Польская писательница. Дочь богатого помещика. Воспитывалась в Варшавском пансионе (1852–1857). Печаталась с 1866 г. Ранние романы и повести Ожешко («Пан Граба», 1869; «Марта», 1873, и др.) посвящены борьбе женщин за человеческое достоинство.В двухтомник вошли романы «Над Неманом», «Миер Эзофович» (первый том); повести «Ведьма», «Хам», «Bene nati», рассказы «В голодный год», «Четырнадцатая часть», «Дай цветочек!», «Эхо», «Прерванная идиллия» (второй том).
Книга представляет российскому читателю одного из крупнейших прозаиков современной Испании, писавшего на галисийском и испанском языках. В творчестве этого самобытного автора, предшественника «магического реализма», вымысел и фантазия, навеянные фольклором Галисии, сочетаются с интересом к современной действительности страны.Художник Е. Шешенин.

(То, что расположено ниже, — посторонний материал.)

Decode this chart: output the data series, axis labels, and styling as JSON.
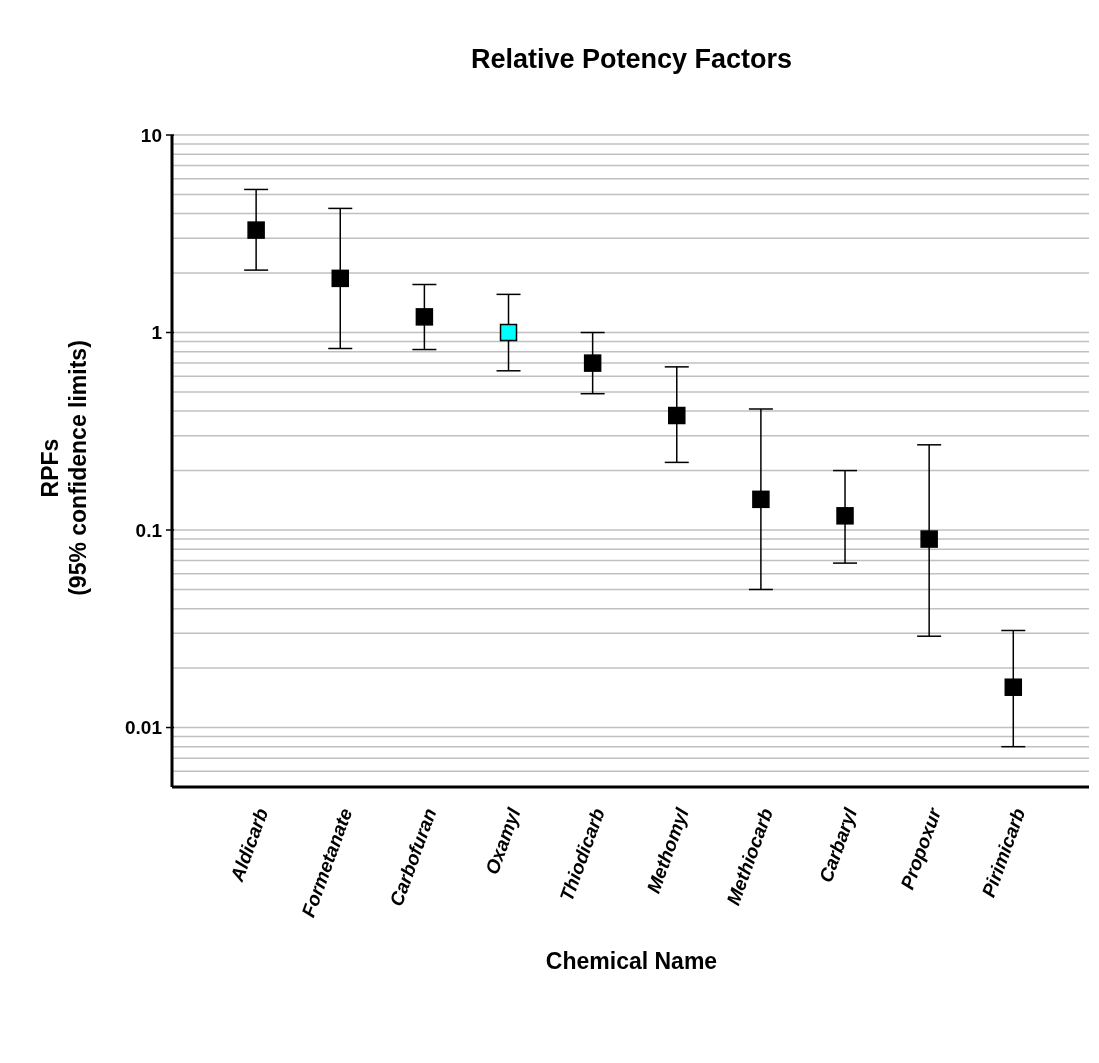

Автобиографический роман, который критики единодушно сравнивают с "Серебряным голубем" Андрея Белого. Роман-хроника? Роман-сказка? Роман — предвестие магического реализма? Все просто: растет мальчик, и вполне повседневные события жизни облекаются его богатым воображением в сказочную форму. Обычные истории становятся странными, детские приключения приобретают истинно легендарный размах — и вкус юмора снова и снова довлеет над сказочным антуражем увлекательного романа.
Рассказы Нарайана поражают широтой охвата, легкостью, с которой писатель переходит от одной интонации к другой. Самые различные чувства — смех и мягкая ирония, сдержанный гнев и грусть о незадавшихся судьбах своих героев — звучат в авторском голосе, придавая ему глубоко индивидуальный характер.
В книге рассказывается история главного героя, который сталкивается с различными проблемами и препятствиями на протяжении всего своего путешествия. По пути он встречает множество второстепенных персонажей, которые играют важные роли в истории. Благодаря опыту главного героя книга исследует такие темы, как любовь, потеря, надежда и стойкость. По мере того, как главный герой преодолевает свои трудности, он усваивает ценные уроки жизни и растет как личность.